Three closely-related fixes for shutdown / lifecycle hygiene.
1. _release_running_agent_state(session_key) helper
----------------------------------------------------
Per-running-agent state lived in three dicts that drifted out of sync
across cleanup sites:
self._running_agents — AIAgent per session_key
self._running_agents_ts — start timestamp per session_key
self._busy_ack_ts — last busy-ack timestamp per session_key
Inventory before this PR:
8 sites: del self._running_agents[key]
— only 1 (stale-eviction) cleaned all three
— 1 cleaned _running_agents + _running_agents_ts only
— 6 cleaned _running_agents only
Each missed entry was a (str, float) tuple per session per gateway
lifetime — small, persistent, accumulates across thousands of
sessions over months. Per-platform leaks compounded.
This change adds a single helper that pops all three dicts in
lockstep, and replaces every bare 'del self._running_agents[key]'
site with it. Per-session state that PERSISTS across turns
(_session_model_overrides, _voice_mode, _pending_approvals,
_update_prompt_pending) is intentionally NOT touched here — those
have their own lifecycles tied to user actions, not turn boundaries.
2. _running_agents_ts cleared in _stop_impl
----------------------------------------
Was being missed alongside _running_agents.clear(); now included.
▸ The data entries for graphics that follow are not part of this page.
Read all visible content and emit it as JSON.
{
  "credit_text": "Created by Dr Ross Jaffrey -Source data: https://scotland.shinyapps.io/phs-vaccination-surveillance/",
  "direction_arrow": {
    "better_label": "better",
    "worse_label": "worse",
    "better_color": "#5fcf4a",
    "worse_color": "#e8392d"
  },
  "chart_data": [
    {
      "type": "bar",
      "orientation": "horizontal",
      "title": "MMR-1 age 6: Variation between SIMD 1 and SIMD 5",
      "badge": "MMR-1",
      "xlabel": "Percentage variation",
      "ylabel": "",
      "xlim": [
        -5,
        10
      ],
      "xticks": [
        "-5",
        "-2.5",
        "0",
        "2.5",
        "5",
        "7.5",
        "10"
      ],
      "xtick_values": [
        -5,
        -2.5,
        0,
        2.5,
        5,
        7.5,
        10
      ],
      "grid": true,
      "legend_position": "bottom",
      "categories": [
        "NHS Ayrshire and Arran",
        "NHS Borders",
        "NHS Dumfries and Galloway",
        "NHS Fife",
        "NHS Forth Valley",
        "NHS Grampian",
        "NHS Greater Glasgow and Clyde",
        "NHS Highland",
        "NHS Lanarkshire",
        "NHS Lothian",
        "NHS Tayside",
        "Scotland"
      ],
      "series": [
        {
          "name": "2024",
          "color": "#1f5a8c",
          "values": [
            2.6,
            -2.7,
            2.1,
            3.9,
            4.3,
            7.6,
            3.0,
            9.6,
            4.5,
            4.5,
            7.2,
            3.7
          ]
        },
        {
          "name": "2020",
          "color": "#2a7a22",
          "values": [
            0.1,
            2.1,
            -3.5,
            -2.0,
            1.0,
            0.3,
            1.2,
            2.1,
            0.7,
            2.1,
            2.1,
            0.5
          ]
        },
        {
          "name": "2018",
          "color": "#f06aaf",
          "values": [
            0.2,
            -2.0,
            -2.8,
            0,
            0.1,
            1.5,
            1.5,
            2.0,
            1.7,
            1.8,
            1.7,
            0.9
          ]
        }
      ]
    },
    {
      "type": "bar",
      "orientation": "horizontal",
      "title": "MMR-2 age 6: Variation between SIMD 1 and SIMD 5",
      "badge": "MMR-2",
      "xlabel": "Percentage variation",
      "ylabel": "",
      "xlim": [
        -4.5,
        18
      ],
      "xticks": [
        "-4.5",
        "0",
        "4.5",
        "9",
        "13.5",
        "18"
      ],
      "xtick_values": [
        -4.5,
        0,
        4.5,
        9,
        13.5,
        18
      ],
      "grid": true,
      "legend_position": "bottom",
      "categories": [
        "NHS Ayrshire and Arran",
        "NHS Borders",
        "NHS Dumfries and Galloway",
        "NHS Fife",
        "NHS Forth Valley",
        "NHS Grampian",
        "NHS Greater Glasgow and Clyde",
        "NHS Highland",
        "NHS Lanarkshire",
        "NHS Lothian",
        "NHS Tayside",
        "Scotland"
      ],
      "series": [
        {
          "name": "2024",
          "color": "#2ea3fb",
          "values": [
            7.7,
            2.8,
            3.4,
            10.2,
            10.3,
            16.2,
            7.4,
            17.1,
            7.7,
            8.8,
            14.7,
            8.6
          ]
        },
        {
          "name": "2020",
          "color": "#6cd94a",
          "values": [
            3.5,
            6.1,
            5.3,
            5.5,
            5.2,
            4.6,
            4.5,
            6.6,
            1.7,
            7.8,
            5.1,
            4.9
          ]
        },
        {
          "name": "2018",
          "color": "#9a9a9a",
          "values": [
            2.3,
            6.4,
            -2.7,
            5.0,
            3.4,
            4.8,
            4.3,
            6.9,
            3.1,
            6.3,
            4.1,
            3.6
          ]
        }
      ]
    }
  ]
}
3. SessionDB close() in _stop_impl
---------------------------------
The SQLite WAL write lock stayed held by the old gateway connection
until Python actually exited — causing 'database is locked' errors
when --replace launched a new gateway against the same file. We
now explicitly close both self._db and self.session_store._db
inside _stop_impl, with try/except so a flaky close on one doesn't
block the other.
Tests
-----
tests/gateway/test_session_state_cleanup.py — 10 cases covering:
* helper pops all three dicts atomically
* idempotent on missing/empty keys
* preserves other sessions
* tolerates older runners without _busy_ack_ts attribute
* thread-safe under concurrent release
* regression guard: scans gateway/run.py and fails if a future
contributor reintroduces 'del self._running_agents[...]'
outside docstrings
* SessionDB close called on both holders during shutdown
* shutdown tolerates missing session_store
* shutdown tolerates close() raising on one db (other still closes)
Broader gateway suite: 3108 passed (vs 3100 on baseline) — failure
delta is +8 net passes; the 10 remaining failures are pre-existing
cross-test pollution / missing optional deps (matrix needs olm,
signal/telegram approval flake, dingtalk Mock wiring), all reproduce
on stashed baseline.